We stress that the terms magnet and spring are merely metaphors to describe the possible ways depressed affect could exert force on attention. However, we use them because they help describe the different mechanisms of action that we are hypothesizing.
According to the hypothesis, depressed affect is a response to analytically and attentionally demanding problems that may take a long time to solve. Consequently, the organism might occasionally need to interrupt processing to deal with pressing issues that require immediate attention (e.g., predators, important social problems). After the issue has been dealt with, attention must return to the core problem that caused the depressive episode. Since attention must be pulled from the core problem to be focused on the pressing issue, processing the pressing problem would be very difficult with a spring-like mechanism because a great deal of force must be expended to keep attention focused there. However, under a magnet-like mechanism, once attention was pulled away from the core problem and focused on the pressing problem, less force would be needed to keep it there. Thus, a magnet-like mechanism would be better from an engineering perspective.
To test between these two mechanisms, we measured subjects’ level of depressed affect twice. The first assessment (T1) was a baseline measure to assess the level of depression that they brought with them into the laboratory. Since depressed affect is continuously distributed in populations, people come into a psychological testing situation with varying levels of depressed affect unless pre-screening takes place. The causes of their depressive symptoms are assumed to reflect important pre-existing life issues, and we refer to this as their pre-existing depression.
Subjects completed the second assessment (T2) of depressed affect after they had been given intervention—in this case, practice questions from the RAPM. The hypothesis that depressed affect arises in response to an analytically and attentionally challenging problem predicts that subjects with low levels of pre-existing depression should experience an increase after exposure to the intervention. We were concerned that after the subjects had completed the attentionally demanding intervention, their attention would immediately relax and we would be unable to detect the emotional effect we were looking for when they took the T2 measure. So we devised the intervention’s effect to be prolonged.

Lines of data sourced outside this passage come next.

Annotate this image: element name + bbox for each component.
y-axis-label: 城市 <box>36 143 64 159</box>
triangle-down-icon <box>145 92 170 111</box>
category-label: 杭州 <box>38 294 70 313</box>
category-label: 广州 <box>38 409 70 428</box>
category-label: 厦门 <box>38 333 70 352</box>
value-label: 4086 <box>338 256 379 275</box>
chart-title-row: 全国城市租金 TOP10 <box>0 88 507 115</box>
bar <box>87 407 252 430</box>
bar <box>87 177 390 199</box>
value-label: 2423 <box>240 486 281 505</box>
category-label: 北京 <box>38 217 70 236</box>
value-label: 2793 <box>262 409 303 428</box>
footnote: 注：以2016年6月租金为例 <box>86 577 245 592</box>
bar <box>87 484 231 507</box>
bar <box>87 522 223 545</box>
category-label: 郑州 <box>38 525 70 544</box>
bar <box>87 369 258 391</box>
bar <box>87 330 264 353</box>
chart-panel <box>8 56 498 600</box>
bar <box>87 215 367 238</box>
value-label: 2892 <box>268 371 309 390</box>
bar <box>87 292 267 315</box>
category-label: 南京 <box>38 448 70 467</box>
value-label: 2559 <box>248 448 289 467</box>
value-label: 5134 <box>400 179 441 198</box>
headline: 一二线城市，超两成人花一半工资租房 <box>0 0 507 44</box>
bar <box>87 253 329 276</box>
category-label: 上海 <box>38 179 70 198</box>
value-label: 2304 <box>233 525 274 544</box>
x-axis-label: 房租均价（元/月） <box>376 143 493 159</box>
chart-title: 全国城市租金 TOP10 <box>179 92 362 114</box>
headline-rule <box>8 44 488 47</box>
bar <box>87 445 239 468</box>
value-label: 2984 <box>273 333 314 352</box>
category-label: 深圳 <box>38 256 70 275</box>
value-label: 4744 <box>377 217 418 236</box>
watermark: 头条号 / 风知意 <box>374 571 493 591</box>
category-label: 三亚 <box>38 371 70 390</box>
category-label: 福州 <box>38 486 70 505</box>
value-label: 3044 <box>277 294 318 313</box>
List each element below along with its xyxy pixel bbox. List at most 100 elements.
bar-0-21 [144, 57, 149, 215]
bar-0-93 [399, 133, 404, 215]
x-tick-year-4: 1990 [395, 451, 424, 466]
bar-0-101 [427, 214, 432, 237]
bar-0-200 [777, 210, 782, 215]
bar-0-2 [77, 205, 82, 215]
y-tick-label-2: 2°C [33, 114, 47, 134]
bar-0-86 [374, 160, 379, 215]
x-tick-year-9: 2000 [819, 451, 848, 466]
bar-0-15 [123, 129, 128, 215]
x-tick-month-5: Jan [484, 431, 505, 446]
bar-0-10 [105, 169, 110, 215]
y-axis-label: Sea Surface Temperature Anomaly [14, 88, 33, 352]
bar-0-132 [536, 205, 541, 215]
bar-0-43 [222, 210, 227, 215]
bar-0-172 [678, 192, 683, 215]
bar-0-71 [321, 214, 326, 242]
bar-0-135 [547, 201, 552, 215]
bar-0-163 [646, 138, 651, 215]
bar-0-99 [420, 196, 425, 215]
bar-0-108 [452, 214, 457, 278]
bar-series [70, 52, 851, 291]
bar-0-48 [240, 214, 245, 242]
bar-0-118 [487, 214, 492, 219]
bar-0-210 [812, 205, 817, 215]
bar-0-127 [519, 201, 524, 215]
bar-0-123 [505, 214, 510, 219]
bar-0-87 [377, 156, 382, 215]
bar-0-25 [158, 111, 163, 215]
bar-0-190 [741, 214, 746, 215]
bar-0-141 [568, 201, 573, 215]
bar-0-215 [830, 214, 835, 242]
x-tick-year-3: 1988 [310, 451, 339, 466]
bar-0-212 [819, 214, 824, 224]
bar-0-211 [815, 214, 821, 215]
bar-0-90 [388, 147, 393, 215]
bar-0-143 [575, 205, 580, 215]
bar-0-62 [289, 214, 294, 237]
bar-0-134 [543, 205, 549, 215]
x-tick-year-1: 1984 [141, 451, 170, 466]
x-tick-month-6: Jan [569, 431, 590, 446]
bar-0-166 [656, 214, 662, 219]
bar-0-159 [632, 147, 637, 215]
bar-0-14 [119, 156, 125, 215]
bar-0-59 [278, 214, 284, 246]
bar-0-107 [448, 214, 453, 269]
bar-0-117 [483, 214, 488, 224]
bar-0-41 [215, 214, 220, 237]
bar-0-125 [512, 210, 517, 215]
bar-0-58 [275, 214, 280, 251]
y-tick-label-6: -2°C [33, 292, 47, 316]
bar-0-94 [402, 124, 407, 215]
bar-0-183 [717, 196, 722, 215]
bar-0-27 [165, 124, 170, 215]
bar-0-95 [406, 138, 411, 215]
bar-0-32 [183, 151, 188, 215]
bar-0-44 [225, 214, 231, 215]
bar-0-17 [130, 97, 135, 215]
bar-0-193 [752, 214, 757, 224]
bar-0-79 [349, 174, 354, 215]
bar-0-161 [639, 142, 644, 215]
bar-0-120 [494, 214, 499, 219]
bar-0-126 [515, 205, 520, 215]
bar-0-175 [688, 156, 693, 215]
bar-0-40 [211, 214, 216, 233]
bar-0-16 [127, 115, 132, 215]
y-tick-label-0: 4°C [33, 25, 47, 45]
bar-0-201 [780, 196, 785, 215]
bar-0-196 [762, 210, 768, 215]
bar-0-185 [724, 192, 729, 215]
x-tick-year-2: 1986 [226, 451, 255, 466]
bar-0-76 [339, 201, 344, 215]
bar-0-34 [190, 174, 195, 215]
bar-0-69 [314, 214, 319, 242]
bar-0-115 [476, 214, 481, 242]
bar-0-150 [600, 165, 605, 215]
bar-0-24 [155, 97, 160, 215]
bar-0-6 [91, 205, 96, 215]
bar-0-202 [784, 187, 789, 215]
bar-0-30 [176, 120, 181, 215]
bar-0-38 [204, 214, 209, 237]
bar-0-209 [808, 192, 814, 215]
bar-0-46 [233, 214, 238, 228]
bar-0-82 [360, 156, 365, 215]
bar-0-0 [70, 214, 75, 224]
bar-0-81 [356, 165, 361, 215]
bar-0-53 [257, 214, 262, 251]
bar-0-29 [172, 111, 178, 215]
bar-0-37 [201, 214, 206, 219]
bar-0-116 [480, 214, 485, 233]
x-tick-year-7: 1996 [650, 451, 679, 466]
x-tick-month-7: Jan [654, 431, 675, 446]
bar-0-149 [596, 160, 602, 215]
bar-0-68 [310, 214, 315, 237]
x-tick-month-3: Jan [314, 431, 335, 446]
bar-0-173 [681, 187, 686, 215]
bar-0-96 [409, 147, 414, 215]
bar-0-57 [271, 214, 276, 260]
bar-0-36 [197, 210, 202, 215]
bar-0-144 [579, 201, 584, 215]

The intervention was also designed to get subjects with high levels of pre-existing depression to pull their attention away from their pre-existing problems. The spring and magnet mechanisms make different predictions about how they will respond emotionally to the intervention. According to the spring metaphor, this is like pulling a spring, and depressed affect should increase. Under the magnet metaphor, however, the intervention is like pulling a steel ball away from a magnet. This should cause the level of depressed affect to decrease just as the magnetic force exerted on the ball decreases.